Grading the Gap.com Redesign
The sites an A for strategy, but a C for execution. Bryan offers some tips for raising the execution grade.
The sites an A for strategy, but a C for execution. Bryan offers some tips for raising the execution grade.
The e-tailing community is humming with talk about the new effort at the Gap.com. Gap’s aggressive stance on improving its customer experience is a delight to watch. Its goal to cut down clicks and make online shopping even easier has been the focus of a $10 million redesign. A recent “New York Times” article chronicles the experience:
When women browse Gap.com’s T-shirt section, they do not have to click to a new page to see details about the 16 shirts shown on each page. Rather, when they put the cursor over an item (called “mousing over” in industry parlance), they are invited to click on a “quick look” link for the shirt. That link yields a pop-up window that shows a model wearing the shirt alongside swatches of the colors it is available in. Mouse over any swatch, and the shirt takes on its hue — and the window tells you what sizes are in stock.
When a shopper clicks “add to bag” from within that window, the site does not shuttle her to a checkout page, as many electronic retailers do. Instead, another small window replaces the previous one, showing the shopping bag and asking her to consider multi-item discounts. If she ignores that window or clicks the “close” button, it disappears and she continues browsing shirts from the original page.
From a technology and usability perspective, the new Gap.com product interface is leaps ahead. The use of AJAX (define) is impressive. The site developers should be proud; this interface will be the envy of many.
The site was down over the past few weeks for the upgrade. PR from that, however, might be helping rather than hurting. Whether or not this was by design, it’s successfully working many up into a frenzy.
The redesigned site will certainly spike sales in the short term. But if Gap really wants to maximize this opportunity, I have a few tips.
Avoid Marketing Your Flashy New Technology
Sure, you’re saving me some clicks and making my time on your site easier, but please don’t sell it to me like it’s the best thing since sliced bread. I’m most interested in your products; that’s why I’m here, not to try your technology. And believe it or not, some people won’t even notice the improvement. Customers are most concerned about finding and buying jeans and shirts. The rest is either in the way or not.
Optimize Your Prime Real Estate
“In the old world, it’d take dozens of clicks to hack through pull-down menus for size, color, style,” Toby Lenk, president of Gap Inc. Direct, said in the “Times” article. “Nobody had figured out how to let someone put together an outfit and buy off one page. It’s just very hard to do.”
Saving me clicks is great, but Gap.com folks seemed to have forget about several clicks on the site. On a few of our in-house tests, it took a minimum of three clicks for users to even find this cool, new product-browsing tool.
The top navigation text is small and almost invisible. And when I land on the home page, the action Gap wants me to take is unclear.
The home page’s prime real estate is dominated by references to music, not products. When I click on “Men” in the top navigation, I’m greeted with a rather unappealing photo and no images of all the products I can shop for this section. If Gap is trying to use the actual store as the metaphor, then I expect to see men’s clothing — not pictures of men — when I land on the section’s main page. Main section pages should resemble the Women’s Fall Trends page, an engaging way to shop different products.

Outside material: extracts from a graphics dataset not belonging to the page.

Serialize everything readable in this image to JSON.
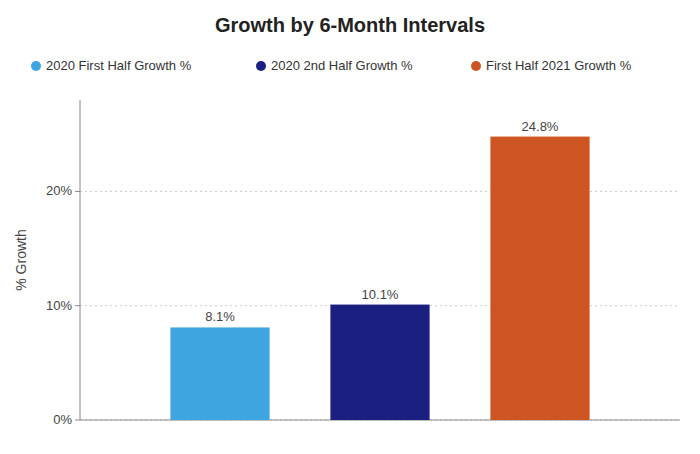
{
  "chart_data": {
    "type": "bar",
    "title": "Growth by 6-Month Intervals",
    "y_label": "% Growth",
    "categories": [
      null
    ],
    "series": [
      {
        "name": "2020 First Half Growth %",
        "color": "#3DA5E0",
        "values": [
          8.1
        ],
        "value_labels": [
          "8.1%"
        ]
      },
      {
        "name": "2020 2nd Half Growth %",
        "color": "#1B2080",
        "values": [
          10.1
        ],
        "value_labels": [
          "10.1%"
        ]
      },
      {
        "name": "First Half 2021 Growth %",
        "color": "#CC5522",
        "values": [
          24.8
        ],
        "value_labels": [
          "24.8%"
        ]
      }
    ],
    "ylim": [
      0,
      28
    ],
    "yticks": [
      {
        "value": 0,
        "label": "0%"
      },
      {
        "value": 10,
        "label": "10%"
      },
      {
        "value": 20,
        "label": "20%"
      }
    ],
    "grid": true,
    "data_labels": true,
    "tick_labels": "y"
  }
}
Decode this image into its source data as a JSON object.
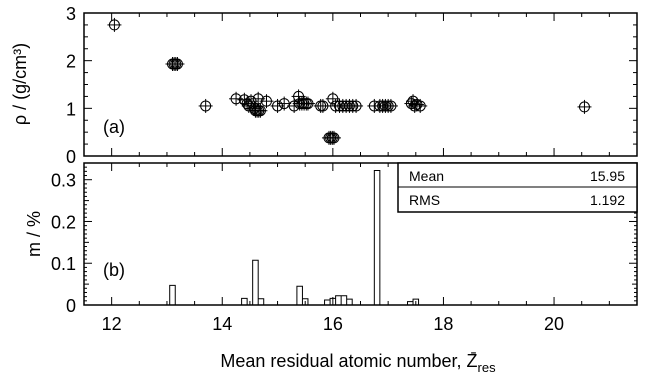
{
  "chart_data": [
    {
      "type": "scatter",
      "panel_label": "(a)",
      "ylabel": "ρ / (g/cm³)",
      "xlim": [
        11.5,
        21.5
      ],
      "ylim": [
        0,
        3
      ],
      "yticks": [
        "0",
        "1",
        "2",
        "3"
      ],
      "marker": "circle-with-cross",
      "points": [
        {
          "x": 12.05,
          "y": 2.75
        },
        {
          "x": 13.1,
          "y": 1.93
        },
        {
          "x": 13.13,
          "y": 1.93
        },
        {
          "x": 13.16,
          "y": 1.93
        },
        {
          "x": 13.19,
          "y": 1.93
        },
        {
          "x": 13.7,
          "y": 1.05
        },
        {
          "x": 14.25,
          "y": 1.2
        },
        {
          "x": 14.4,
          "y": 1.18
        },
        {
          "x": 14.45,
          "y": 1.1
        },
        {
          "x": 14.48,
          "y": 1.05
        },
        {
          "x": 14.52,
          "y": 1.15
        },
        {
          "x": 14.58,
          "y": 1.0
        },
        {
          "x": 14.6,
          "y": 0.95
        },
        {
          "x": 14.63,
          "y": 0.95
        },
        {
          "x": 14.66,
          "y": 0.95
        },
        {
          "x": 14.69,
          "y": 0.95
        },
        {
          "x": 14.65,
          "y": 1.2
        },
        {
          "x": 14.8,
          "y": 1.15
        },
        {
          "x": 15.0,
          "y": 1.05
        },
        {
          "x": 15.12,
          "y": 1.1
        },
        {
          "x": 15.3,
          "y": 1.05
        },
        {
          "x": 15.38,
          "y": 1.25
        },
        {
          "x": 15.4,
          "y": 1.1
        },
        {
          "x": 15.44,
          "y": 1.1
        },
        {
          "x": 15.48,
          "y": 1.1
        },
        {
          "x": 15.52,
          "y": 1.1
        },
        {
          "x": 15.55,
          "y": 1.1
        },
        {
          "x": 15.78,
          "y": 1.05
        },
        {
          "x": 15.82,
          "y": 1.05
        },
        {
          "x": 15.93,
          "y": 0.38
        },
        {
          "x": 15.96,
          "y": 0.38
        },
        {
          "x": 15.99,
          "y": 0.38
        },
        {
          "x": 16.02,
          "y": 0.38
        },
        {
          "x": 16.0,
          "y": 1.2
        },
        {
          "x": 16.05,
          "y": 1.05
        },
        {
          "x": 16.12,
          "y": 1.05
        },
        {
          "x": 16.18,
          "y": 1.05
        },
        {
          "x": 16.24,
          "y": 1.05
        },
        {
          "x": 16.3,
          "y": 1.05
        },
        {
          "x": 16.36,
          "y": 1.05
        },
        {
          "x": 16.42,
          "y": 1.05
        },
        {
          "x": 16.75,
          "y": 1.05
        },
        {
          "x": 16.85,
          "y": 1.05
        },
        {
          "x": 16.9,
          "y": 1.05
        },
        {
          "x": 16.95,
          "y": 1.05
        },
        {
          "x": 17.0,
          "y": 1.05
        },
        {
          "x": 17.05,
          "y": 1.05
        },
        {
          "x": 17.42,
          "y": 1.1
        },
        {
          "x": 17.45,
          "y": 1.15
        },
        {
          "x": 17.48,
          "y": 1.05
        },
        {
          "x": 17.52,
          "y": 1.08
        },
        {
          "x": 17.58,
          "y": 1.05
        },
        {
          "x": 20.55,
          "y": 1.03
        }
      ]
    },
    {
      "type": "bar",
      "style": "step-histogram",
      "panel_label": "(b)",
      "ylabel": "m / %",
      "xlabel": "Mean residual atomic number, Z̄",
      "xlabel_subscript": "res",
      "xlim": [
        11.5,
        21.5
      ],
      "ylim": [
        0,
        0.34
      ],
      "yticks": [
        "0",
        "0.1",
        "0.2",
        "0.3"
      ],
      "xticks": [
        "12",
        "14",
        "16",
        "18",
        "20"
      ],
      "bin_width": 0.1,
      "bins": [
        {
          "x": 13.1,
          "y": 0.047
        },
        {
          "x": 14.4,
          "y": 0.016
        },
        {
          "x": 14.6,
          "y": 0.107
        },
        {
          "x": 14.7,
          "y": 0.015
        },
        {
          "x": 15.4,
          "y": 0.045
        },
        {
          "x": 15.5,
          "y": 0.015
        },
        {
          "x": 15.9,
          "y": 0.012
        },
        {
          "x": 16.0,
          "y": 0.016
        },
        {
          "x": 16.1,
          "y": 0.022
        },
        {
          "x": 16.2,
          "y": 0.022
        },
        {
          "x": 16.3,
          "y": 0.014
        },
        {
          "x": 16.8,
          "y": 0.322
        },
        {
          "x": 17.4,
          "y": 0.008
        },
        {
          "x": 17.5,
          "y": 0.014
        }
      ],
      "stats": [
        {
          "label": "Mean",
          "value": "15.95"
        },
        {
          "label": "RMS",
          "value": "1.192"
        }
      ]
    }
  ]
}
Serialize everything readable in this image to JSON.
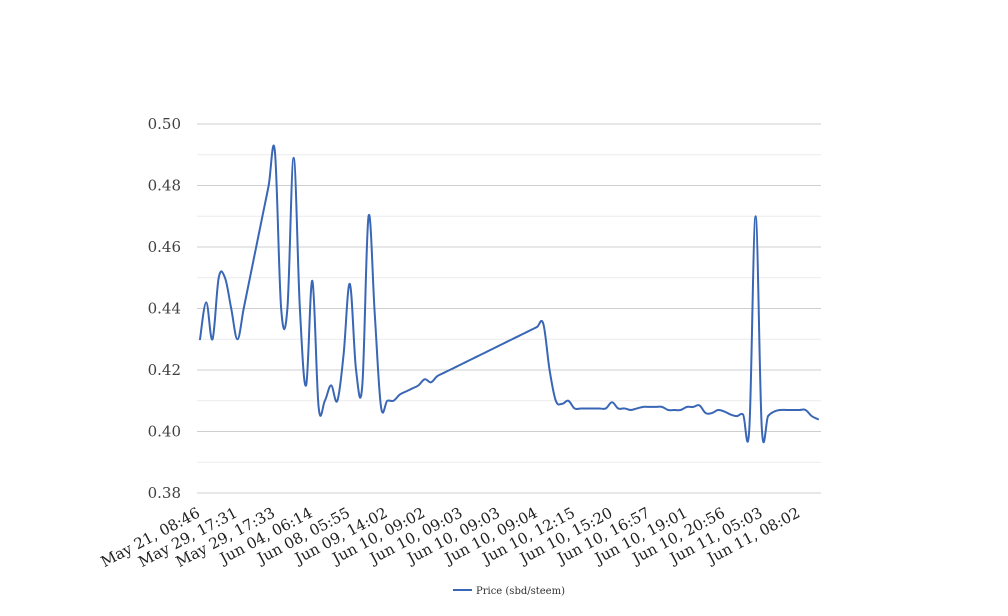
{
  "chart_data": {
    "type": "line",
    "title": "",
    "xlabel": "",
    "ylabel": "",
    "ylim": [
      0.38,
      0.5
    ],
    "y_ticks": [
      "0.38",
      "0.40",
      "0.42",
      "0.44",
      "0.46",
      "0.48",
      "0.50"
    ],
    "y_tick_values": [
      0.38,
      0.4,
      0.42,
      0.44,
      0.46,
      0.48,
      0.5
    ],
    "y_minor_grid": [
      0.39,
      0.41,
      0.43,
      0.45,
      0.47,
      0.49
    ],
    "grid": true,
    "legend_position": "bottom-center",
    "x_tick_labels": [
      "May 21, 08:46",
      "May 29, 17:31",
      "May 29, 17:33",
      "Jun 04, 06:14",
      "Jun 08, 05:55",
      "Jun 09, 14:02",
      "Jun 10, 09:02",
      "Jun 10, 09:03",
      "Jun 10, 09:03",
      "Jun 10, 09:04",
      "Jun 10, 12:15",
      "Jun 10, 15:20",
      "Jun 10, 16:57",
      "Jun 10, 19:01",
      "Jun 10, 20:56",
      "Jun 11, 05:03",
      "Jun 11, 08:02"
    ],
    "series": [
      {
        "name": "Price (sbd/steem)",
        "color": "#3a66b6",
        "values": [
          0.43,
          0.442,
          0.43,
          0.45,
          0.45,
          0.44,
          0.43,
          0.44,
          0.45,
          0.46,
          0.47,
          0.48,
          0.491,
          0.44,
          0.44,
          0.489,
          0.44,
          0.415,
          0.449,
          0.408,
          0.41,
          0.415,
          0.41,
          0.425,
          0.448,
          0.42,
          0.415,
          0.47,
          0.438,
          0.408,
          0.41,
          0.41,
          0.412,
          0.413,
          0.414,
          0.415,
          0.417,
          0.416,
          0.418,
          0.419,
          0.42,
          0.421,
          0.422,
          0.423,
          0.424,
          0.425,
          0.426,
          0.427,
          0.428,
          0.429,
          0.43,
          0.431,
          0.432,
          0.433,
          0.434,
          0.435,
          0.42,
          0.41,
          0.409,
          0.41,
          0.4075,
          0.4075,
          0.4075,
          0.4075,
          0.4075,
          0.4075,
          0.4095,
          0.4075,
          0.4075,
          0.407,
          0.4075,
          0.408,
          0.408,
          0.408,
          0.408,
          0.407,
          0.407,
          0.407,
          0.408,
          0.408,
          0.4085,
          0.406,
          0.406,
          0.407,
          0.4065,
          0.4055,
          0.405,
          0.4055,
          0.401,
          0.47,
          0.401,
          0.405,
          0.4065,
          0.407,
          0.407,
          0.407,
          0.407,
          0.407,
          0.405,
          0.404
        ]
      }
    ]
  }
}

Don’t Forget the Checkout Process
The shopping experience is wonderful, but hit the checkout button and things get shaky. The shopping bag summary page is great. There are thumbnails of the products I selected and I can see the different shipping options with the calculated price. It would be helpful to know at this point when the product will ship.
When I continue through checkout, I’m forced to sign in. This is a big no-no. On a site where additional clicks are to be avoided, Gap.com forces an extra, precious click by adding a totally unnecessary page in the checkout process.
Next is the billing page, which is an utter disaster. There’s no point-of-action security or privacy assurance (though there’s a link to the privacy policy at the bottom of the page). I’m presented with several orange “apply” buttons that can be easily confused for the “review order” button, the button I assume Gap wants me to click on the most. The retailer should review my tips to reduce shopping cart abandonment.
Once the new site stabilizes, the retailer should turn its incredibly innovative, clever development team toward the shopping cart. Find a way to save me clicks and hassle and reassure me that my transaction will be secure.
The Power of a Strong Brand
Some of these problems may seem small, but each is a leak in the cash drawer. Still, the new Gap site will be a resounding, well-earned success. And not just because of the great development, but because people have such an investment in buying from this brand (clearly illustrated by its competitors’ traffic not spiking). Their tolerance for site inconveniences has been raised slightly, but only until some other site or brand becomes just as hip and usable.
Gap is committed to its customer experience and willingly pushed the limits. I give it an A for strategy but a C for execution. Given time, the right metrics, and equal commitment to optimizing the customer experience, the retailer will get it right.